I recently began designing a generalized front-end to Fedora, with the goal of allowing domain experts to easily input, share and re-use digital content while at the same time allowing information specialists to design the metadata framework used for those digital objects. In other words, the system can be thought of as a digital asset management system for faculty, facilitated by librarians.
Within the system, digital objects are complex, composed of a set of metadata and one or more files of various types. A digital object can belong to more than one collection, and a basic set of Dublic Core (DC) metadata can be assumed for every digital object, along with one or more metadata profiles, or templates that are defined by collection.
The metadata profiles will be designed by librarians and implemented with the help of developers informed by the needs of the faculty populating the collection. These metadata profiles will be designed to accommodate an arbitrary number of fields of arbitrary types, so the structure of any collection’s metadata can’t be known at (system) design time, as specifying this structure is a function of the system itself. Designing the data model for this aspect of the system began as an interesting puzzle that as I unraveled it, started to look like an increasingly elaborate version of the Entity-Attribute-Value (EAV) model, as shown in this partial ER diagram:
(I created this ER diagram in Open Office Impress, and the diamond arrow heads were the closest thing I could find to crow’s feet.)
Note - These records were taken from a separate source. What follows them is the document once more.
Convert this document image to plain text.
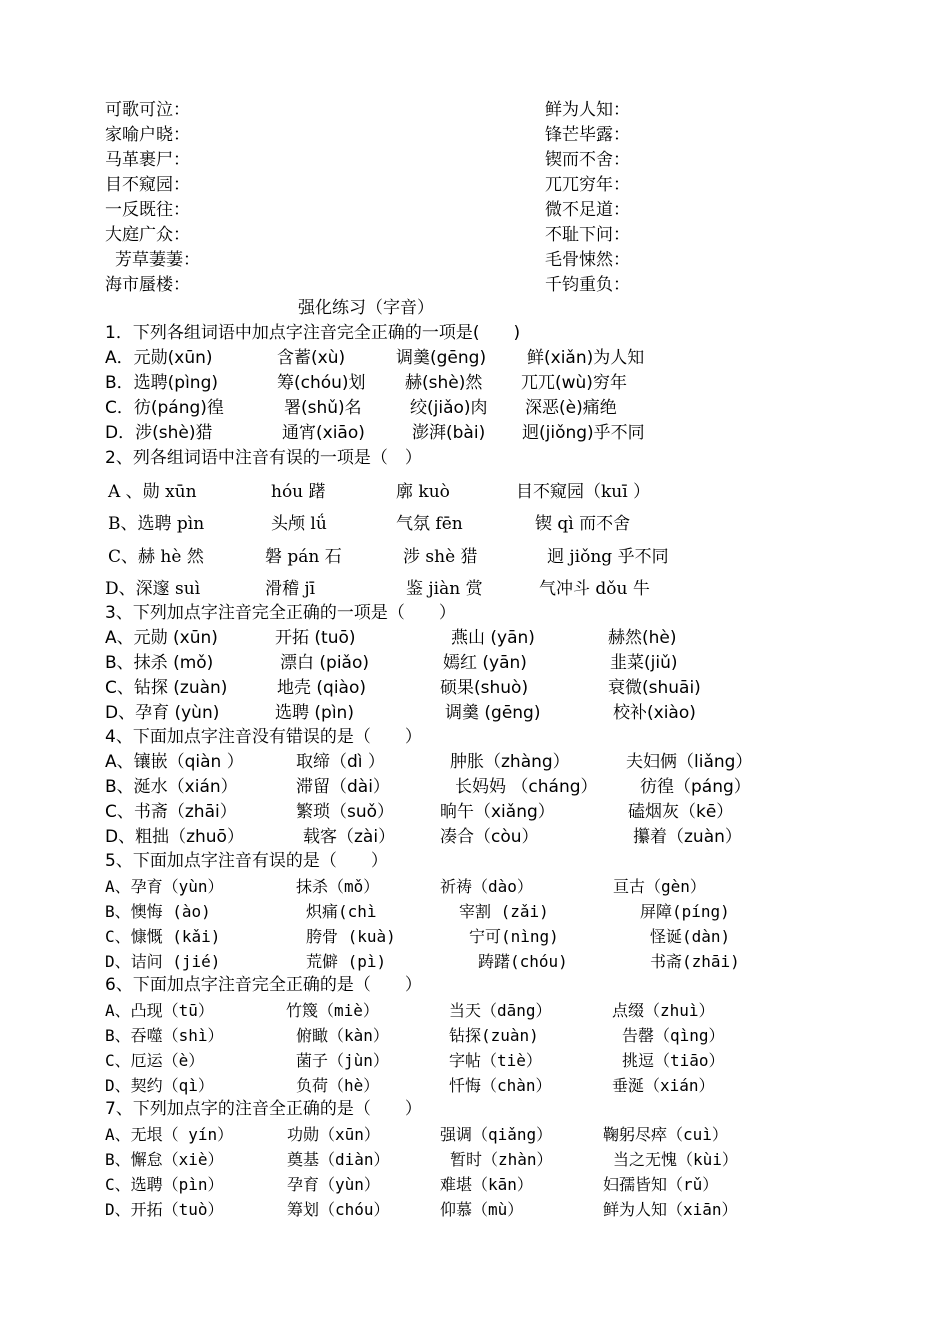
可歌可泣：	鲜为人知：
家喻户晓：	锋芒毕露：
马革裹尸：	锲而不舍：
目不窥园：	兀兀穷年：
一反既往：	微不足道：
大庭广众：	不耻下问：
芳草萋萋：	毛骨悚然：
海市蜃楼：	千钧重负：
强化练习（字音）
1．下列各组词语中加点字注音完全正确的一项是(　　)
A．元勋(xūn)	含蓄(xù)	调羹(gēng) 鲜(xiǎn)为人知
B．选聘(pìng)	筹(chóu)划 赫(shè)然 兀兀(wù)穷年
C．彷(páng)徨	署(shǔ)名	绞(jiǎo)肉 深恶(è)痛绝
D．涉(shè)猎	通宵(xiāo)	澎湃(bài) 迥(jiǒng)乎不同
2、列各组词语中注音有误的一项是（　）
A 、勋 xūn	hóu 躇	廓 kuò	目不窥园（kuī ）
B、选聘 pìn	头颅 lǘ	气氛 fēn	锲 qì 而不舍
C、赫 hè 然	磐 pán 石	涉 shè 猎	迥 jiǒng 乎不同
D、深邃 suì	滑稽 jī	鉴 jiàn 赏	气冲斗 dǒu 牛
3、下列加点字注音完全正确的一项是（　　）
A、元勋 (xūn)	开拓 (tuō)	燕山 (yān)	赫然(hè)
B、抹杀 (mǒ)	漂白 (piǎo)	嫣红 (yān)	韭菜(jiǔ)
C、钻探 (zuàn)	地壳 (qiào)	硕果(shuò)	衰微(shuāi)
D、孕育 (yùn)	选聘 (pìn)	调羹 (gēng)	校补(xiào)
4、下面加点字注音没有错误的是（　　）
A、镶嵌（qiàn ）	取缔（dì ）	肿胀（zhàng）	夫妇俩（liǎng）
B、涎水（xián）	滞留（dài）	长妈妈 （cháng） 彷徨（páng）
C、书斋（zhāi）	繁琐（suǒ）	晌午（xiǎng）	磕烟灰（kē）
D、粗拙（zhuō）	载客（zài）	凑合（còu）	攥着（zuàn）
5、下面加点字注音有误的是（　　）
A、孕育（yùn）	抹杀（mǒ）	祈祷（dào）	亘古（gèn）
B、懊悔 (ào)	炽痛(chì	宰割 (zǎi)	屏障(píng)
C、慷慨 (kǎi)	胯骨 (kuà)	宁可(nìng)	怪诞(dàn)
D、诘问 (jié)	荒僻 (pì)	踌躇(chóu)	书斋(zhāi)
6、下面加点字注音完全正确的是（　　）
A、凸现（tū）	竹篾（miè）	当天（dāng）	点缀（zhuì）
B、吞噬（shì）	俯瞰（kàn）	钻探(zuàn)	告罄（qìng）
C、厄运（è）	菌子（jùn）	字帖（tiè）	挑逗（tiāo）
D、契约（qì）	负荷（hè）	忏悔（chàn）	垂涎（xián）
7、下列加点字的注音全正确的是（　　）
A、无垠（ yín）	功勋（xūn）	强调（qiǎng）	鞠躬尽瘁（cuì）
B、懈怠（xiè）	奠基（diàn）	暂时（zhàn）	当之无愧（kùi）
C、选聘（pìn）	孕育（yùn）	难堪（kān）	妇孺皆知（rǔ）
D、开拓（tuò）	筹划（chóu）	仰慕（mù）	鲜为人知（xiān）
EAV models are a popular method of storing what are essentially key-value pairs, and the approach is commonly used in applications for storing global configuration information. I have especially seen this technique widely used in PHP applications, where it is implemented as a single table or as a few fields within a larger, existing table.
There are a number of disadvantages to modeling data in this way, and essentially it boils down to storing data in a way that is not optimized for a relational database. Therefore, you will have to code and maintain aspects of the data normally handled automatically by the database.
For example, data integrity issues have to be thought through. In my case, changes to value choices may involve either updating or deleting many value records manually. And to be sure I can accommodate arbitrary values of any type, I will likely define values as a long varchar field, which will mean that I can store large amounts of text, but that the number ’1′ might also be stored as a single value, and I would have to handle its type information carefully.
Querying is also not as straightforward, and the speed of inserts and updates will be slower as what would normally be one database record now consists of an arbitrary number of records. But, I am hopeful that careful planning and clever user interface design–especially an intelligent use of AJAX–can mitigate the performance issues and make the underlying complexity of this approach transparent in the interface.
And its not like using relational databases in ways they weren’t intended is anything new. We have seen this when object oriented concepts and full text indexing were added to databases, as well as when XML and spatial data capabilities are added to databases. In fact, other alternatives I considered included storing the values as XML data within the digital_object table in a single long varchar field for each record, or perhaps even storing serialized objects as a binary BLOB field in the digital_object table. However, these approaches seem to have many of the same limitations as the EAV approach, and in fact, may make the data values more difficult to retrieve and manipulate, especially in a relational database that does not natively support an XML data type, for example. So, although I’m aware of the limitations of EAV, and I’m uneasy about certain aspects of it from a design standpoint, it seems to be the best option for handling my requirements in which managing the digital object metadata will likely be the largest core feature of this application.
And many of the limitations of EAV may not directly apply in my application, which will be primarily focused on managing one digital object at a time, with browsing likely to be based on things like collections or tags, in which case, only the common DC metadata would be retrieved from the database for display. And, I was already anticipating using a full text search engine like Lucene anyway, so many of the above difficulties not already addressed should be less relevant.
The current anticipated deployment will be into JRuby on Rails (or would that be Rails on JRuby?), so somewhat ironically, I expect that the dynamically typed nature of the language will help me deal with different data types more efficiently. I also suspect that I can find a concise way to handle validation in the code also.
Its interesting to note that there are two Rails plugins that appear to implement the EAV model: Acts as Configurable and Flex Attributes. These take a much simpler approach to EAV and seem to be designed to handle the common situation I mentioned above of storing global configuration data in the database, although my current limited knowledge of Ruby and Rails prevents me from fairly evaluating either of them.
Ultimately, this design is likely to continue evolving in unexpected ways. I would be interested in people’s reactions to using the EAV approach in the context I have described, especially if those people have implemented similar features in applications in the past. I would be especially interested in hearing about another, hopefully better design alternative that would still meet the basic requirements I have described above.